Letak yang sangat jauh.
menunggu yang terlalu lama. pengalaman yang tak menyenangkan sejak
pertamakali. menit demi berlalu. gojek tak kunjung datang. untuk sekedar
mencapai perpustakaan, aku menunggu lebih dari 20 menit. pengendara
yang menolak dan membatalkan pesananku berulang-ulang hingga membuatku
cukup sebal. akhirnya ada seorang Tua, pengendara gojek yang mau
mengantarku. aku berhutang budi padanya!
jarak antara stasiun
Kiaracondong ke Dispusipda kira-kira 3,6 km. aku tak mungkin berjalan
kaki ke arah situ. tempat yang tak aku kenal dengan kondisi jalan yang
tak begitu menyenangkan. dan gerimis juga sudah berjatuhan. apalah daya
seorang pengembara yang sendirian seperti aku ini?
aku pun masih harus
menunggu gojek 10 menit lagi. setelah itu pun, gojek yang sudah aku
naiki, terseok-seok melewati jalanan Bandung yang sebagiannya sempit dan
padat. melewati jalan PSM yang mirip dengan Jakarta tapi masih enak
dipandang. jalan menyempit dan sedikit susah kalau sudah dua mobil
berpapasan. dan oh ya, pak Gojek pun nyaris bingung mengenai tempat yang
ingin aku tuju padahal sudah sering ke situ. lalu, sebuah bangun besar
mencuat dari kejauhan dengan warna kaca birunya yang menyolok. itu dia!

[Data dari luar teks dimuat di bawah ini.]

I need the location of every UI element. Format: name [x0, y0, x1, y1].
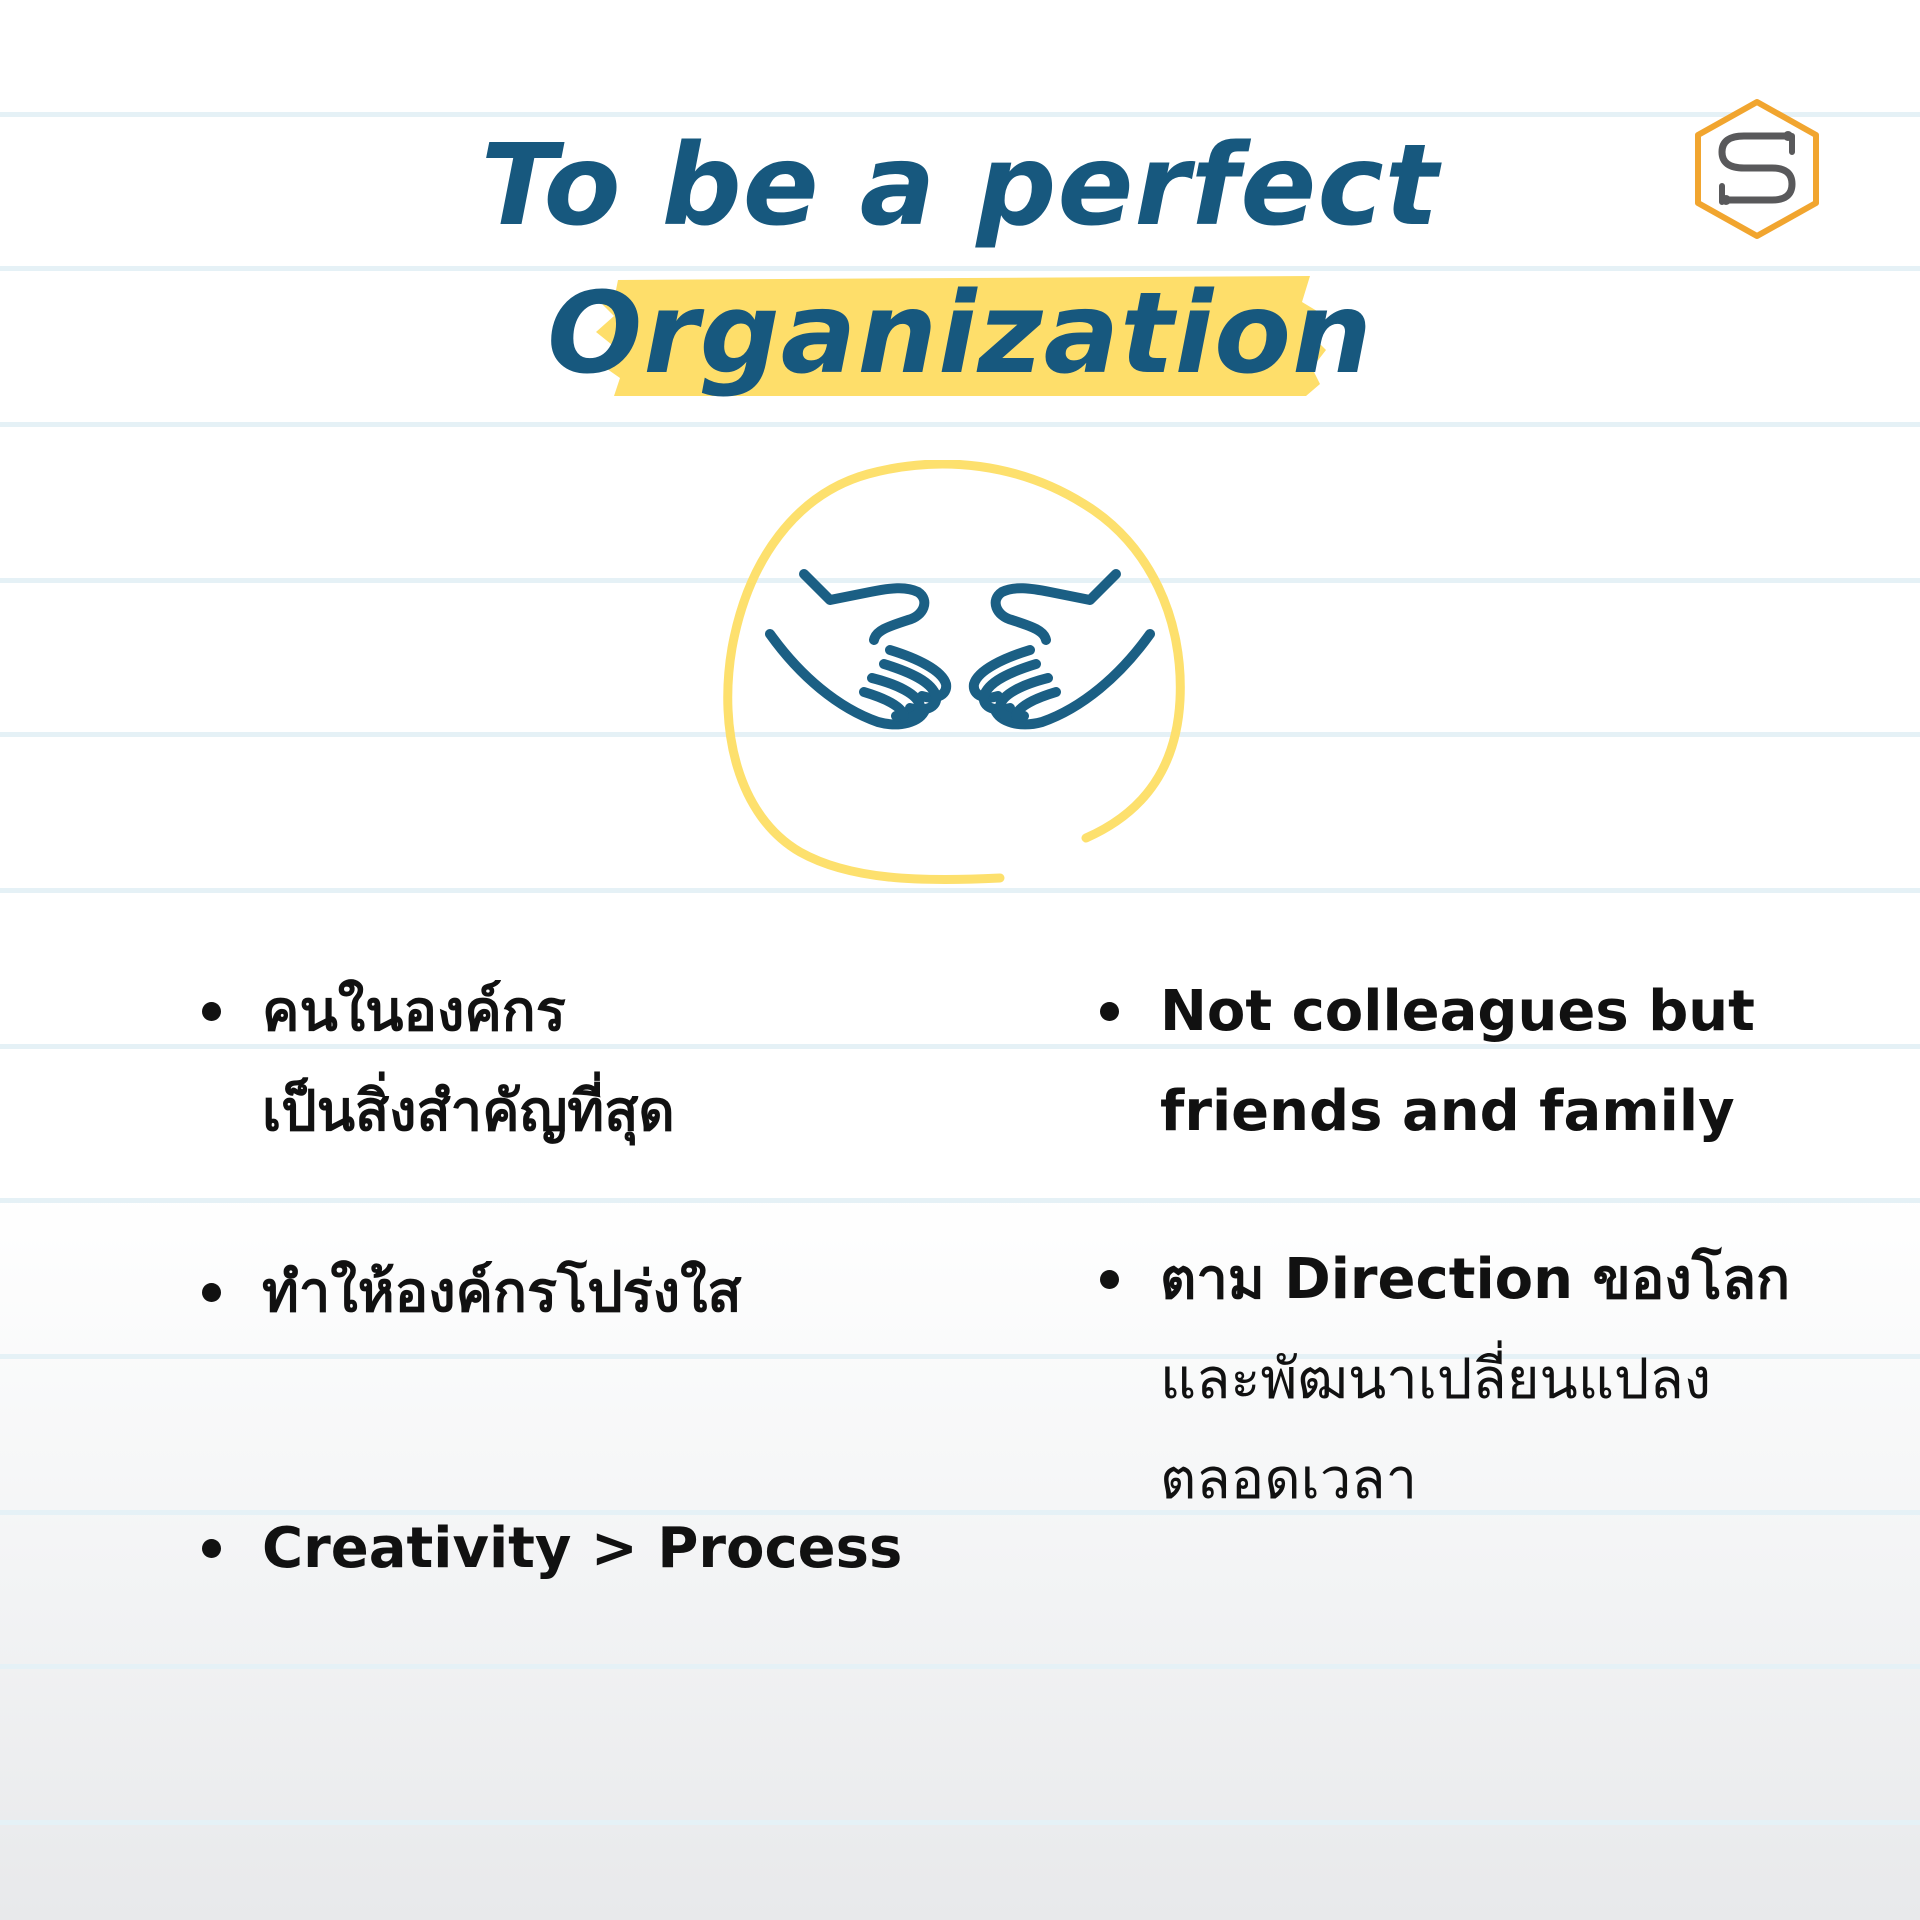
title-highlight-brush: [596, 276, 1326, 396]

pikirku. aku pun berkata nyaris semacam itu ke gojek yang sedang
mengantar aku.
tak perlu waktu lama,
sampailah aku di perpustakan besar yang mirip gedung perkantoran atau
apartemen di kota-kota besar. ada seorang remaja sekolah menengah atas
cantik yang berdiri terpaku di depan gerbang. aku menanyainya tapi dia
tak menjawab. sial pikirku. aku pun berjalan terseok-seok ke dalam,
bertanya ke penjaga untuk sekedar meyakinkan. lalu menitipkan tas di
loker. membawa barang-barang yang aku anggap penting semacam gadget,
buku, catatan harian, dan charger ke dalam totebag. setelah agak ribet
membongkar tas, meletakkannya ke dalam loker, aku berjalan mencari
toilet. pertama kali masuk, suasananya sudah mirip lobi hotel.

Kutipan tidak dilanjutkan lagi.